Placing such forces beforehand might be the best way to prevent the eventuality of both an Israeli strike and the consequences of Iran's response, because it would deny them a theory of victory, especially if the Tridents converted to missile subs were all in range. With sufficient carrier forces, probably three, that is enough air cover to allow for long range airstrikes and bombardments from the Tridents to take out Iran's missiles on the Gulf, and bombard land forces that may well try to seize islands as part of any potential denial strategy to the Gulf. That latter possibility would also indicate that an MEF probably would be wise to have close at hand as well, in addition to lasing targets on Iran's coast.
Of course, it would be better to negotiate a solution rather than launch more than 1,000 PGM strikes, that risk Russian and Chinese objections, but that clock is probably ticking too, unless you think Israel is fundamentally bluffing, and just want to wait and see what happens, and surge forces as quickly as possible in the event that consequence management becomes an issue. A wild card of course is what Assad does as well, since if nothing else he can fire a significant number of missiles, independent of a likely Hizbollah retaliation too.
As to what diplomacy might could do, if the Palestinian situation won't solve everything, it might provide Iran cover to back down, if that's a big if.

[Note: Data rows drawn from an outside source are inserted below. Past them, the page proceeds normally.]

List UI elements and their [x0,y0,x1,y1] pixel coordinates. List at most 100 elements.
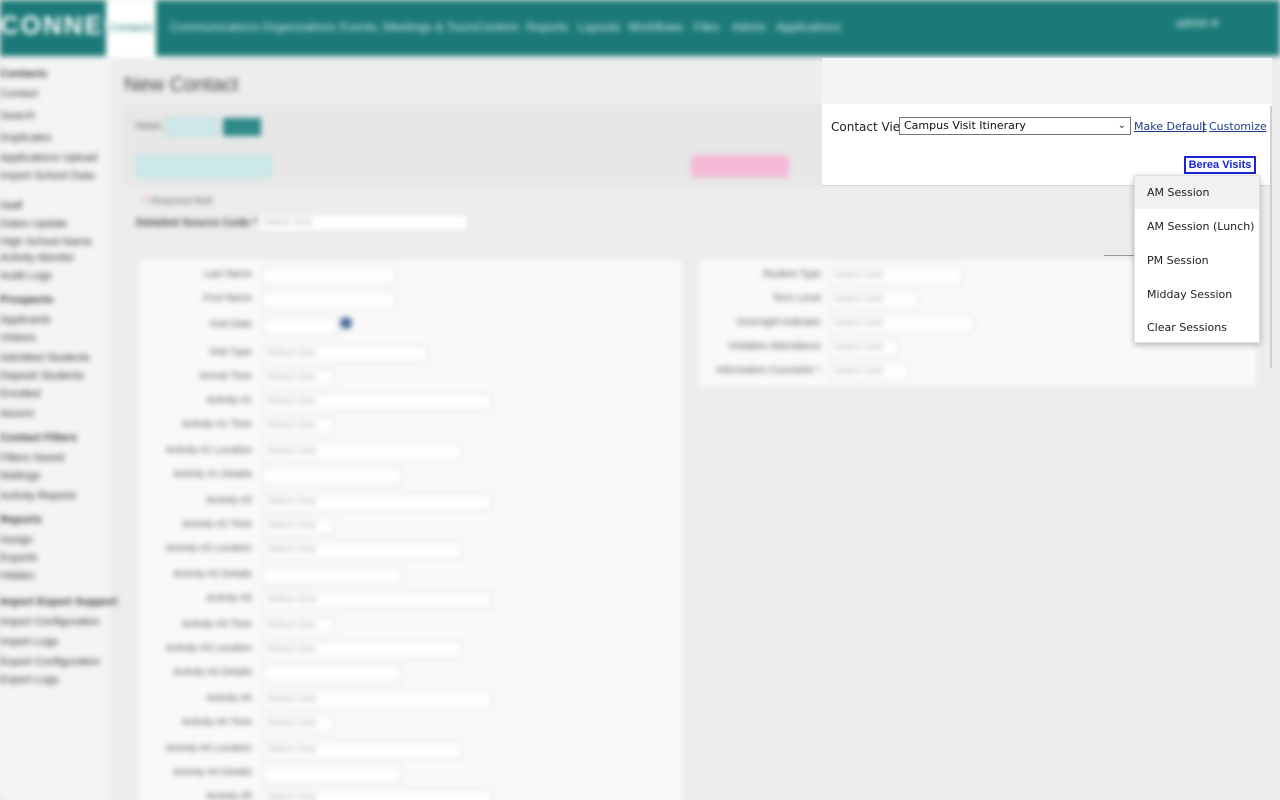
sidebar-item[interactable]: Assign [0,534,33,546]
nav-tab-contacts[interactable]: Contacts [106,0,156,58]
field-label: Activity #1 Location [165,445,252,456]
sidebar-item[interactable]: Import Configuration [0,616,100,628]
sidebar-item[interactable]: Reports [0,514,42,526]
left-field-panel: Last Name First Name Visit Date Visit Ty… [137,258,683,800]
nav-item-admin[interactable]: Admin [732,20,766,34]
activity-select[interactable]: Select One [262,691,492,709]
toolbar-alert-button[interactable] [691,155,789,177]
activity-time-select[interactable]: Select One [262,715,334,733]
activity-select[interactable]: Select One [262,493,492,511]
activity-select[interactable]: Select One [262,393,492,411]
sidebar-item[interactable]: Prospects [0,294,53,306]
toolbar-view-button[interactable] [165,118,217,136]
menu-item-am-session-lunch[interactable]: AM Session (Lunch) [1135,210,1259,243]
sidebar-item[interactable]: Dates Update [0,218,67,230]
nav-item-content[interactable]: Content [476,20,518,34]
activity-select[interactable]: Select One [262,789,492,800]
customize-link[interactable]: Customize [1209,120,1267,133]
activity-location-select[interactable]: Select One [262,541,462,559]
first-name-field[interactable] [262,291,396,309]
activity-location-select[interactable]: Select One [262,741,462,759]
activity-location-select[interactable]: Select One [262,641,462,659]
sidebar-item[interactable]: Audit Logs [0,270,52,282]
sidebar-item[interactable]: Import Logs [0,636,58,648]
activity-select[interactable]: Select One [262,591,492,609]
sidebar-item[interactable]: Applicants [0,314,51,326]
menu-item-pm-session[interactable]: PM Session [1135,244,1259,277]
sidebar-item[interactable]: Export Configuration [0,656,100,668]
activity-time-select[interactable]: Select One [262,617,334,635]
visitation-attendance-select[interactable]: Select One [829,339,899,357]
sidebar-item[interactable]: Export Logs [0,674,59,686]
activity-details-field[interactable] [262,665,402,683]
field-label: Activity #1 Details [173,469,252,480]
activity-details-field[interactable] [262,567,402,585]
field-label: Visit Type [209,347,252,358]
activity-time-select[interactable]: Select One [262,417,334,435]
user-menu[interactable]: admin ▾ [1176,16,1218,30]
nav-item-organizations[interactable]: Organizations [262,20,336,34]
nav-item-workflows[interactable]: Workflows [628,20,683,34]
activity-time-select[interactable]: Select One [262,517,334,535]
sidebar-item[interactable]: Search [0,110,35,122]
nav-item-applications[interactable]: Applications [776,20,841,34]
toolbar-secondary-button[interactable] [137,155,271,177]
field-label: Term Level [772,293,821,304]
sidebar-item[interactable]: High School Name [0,236,92,248]
visit-date-field[interactable] [262,317,338,335]
menu-item-clear-sessions[interactable]: Clear Sessions [1135,311,1259,344]
sidebar-item[interactable]: Exports [0,552,37,564]
sidebar-item[interactable]: Import School Data [0,170,94,182]
overnight-indicator-select[interactable]: Select One [829,315,975,333]
link-separator: | [1202,119,1206,133]
information-counselor-select[interactable]: Select One [829,363,909,381]
sidebar-item[interactable]: Enrolled [0,388,40,400]
nav-item-files[interactable]: Files [694,20,719,34]
sidebar-item[interactable]: Visitors [0,332,36,344]
sidebar-item[interactable]: Hidden [0,570,35,582]
student-type-select[interactable]: Select One [829,267,963,285]
visit-type-select[interactable]: Select One [262,345,428,363]
field-label: Activity #3 [206,593,252,604]
activity-details-field[interactable] [262,765,402,783]
sidebar-item[interactable]: Alumni [0,408,34,420]
sidebar-item[interactable]: Activity Reports [0,490,76,502]
field-label: Student Type [762,269,821,280]
menu-item-midday-session[interactable]: Midday Session [1135,278,1259,311]
menu-item-am-session[interactable]: AM Session [1135,176,1259,209]
term-level-select[interactable]: Select One [829,291,919,309]
arrival-time-select[interactable]: Select One [262,369,334,387]
field-label: Activity #2 Details [173,569,252,580]
field-label: Arrival Time [199,371,252,382]
source-code-select[interactable]: Select One [258,214,468,232]
activity-details-field[interactable] [262,467,402,485]
sidebar-item[interactable]: Admitted Students [0,352,90,364]
sidebar-item[interactable]: Applications Upload [0,152,97,164]
nav-item-communications[interactable]: Communications [170,20,259,34]
berea-visits-button[interactable]: Berea Visits [1184,156,1256,174]
field-label: Activity #3 Location [165,643,252,654]
toolbar-save-button[interactable] [223,118,261,136]
sidebar-item[interactable]: Contacts [0,68,47,80]
sidebar-item[interactable]: Contact [0,88,38,100]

Some people have thought that as part of a general settlement that would make sense, as well as providing Israel the same guarantee with nuclear deterrence as with Japan, including tripwire forces as the credibility guarantee as part of securing the Jordan River Valley, something any feasible Israeli government would insist on, along with Right of Return to the Territories only, and 1967 Lite between the four per cent of Clinton and the five per cent of Netanyahu. Anything else as to the UN report on "illegal settlements" is delusional in character, as well as being pointlessly provocative. As to paying for such a thing, the Gulf Arabs Saudi Arabia included care rather a lot about a certain mosque, unfortunately the site of the Second Temple as well. Whatever the status of East Jerusalem, already dangerously close to mutually incompatible desires, some legal fiction, preferably guaranteed by Quartet patrols, plus Israel and Jordan-Arabs, in return for Saud money at the level of the current Israeli aid package for ten years to construct infrastructure in the Territories for a new state, tunnels included more than likely, would be a reasonable settlement that if not formally tied to an Iranian settlement, might help induce that.
Time however is more than likely not an ally, and those who encourage the Palestinians to ask than more than is militarily feasible in any universe are not really their friends in the long run, whatever tragedy one might see in their repeated gambles for a full loaf, instead of half of one.
But as to Iran, that is unlikely to be evaded forever.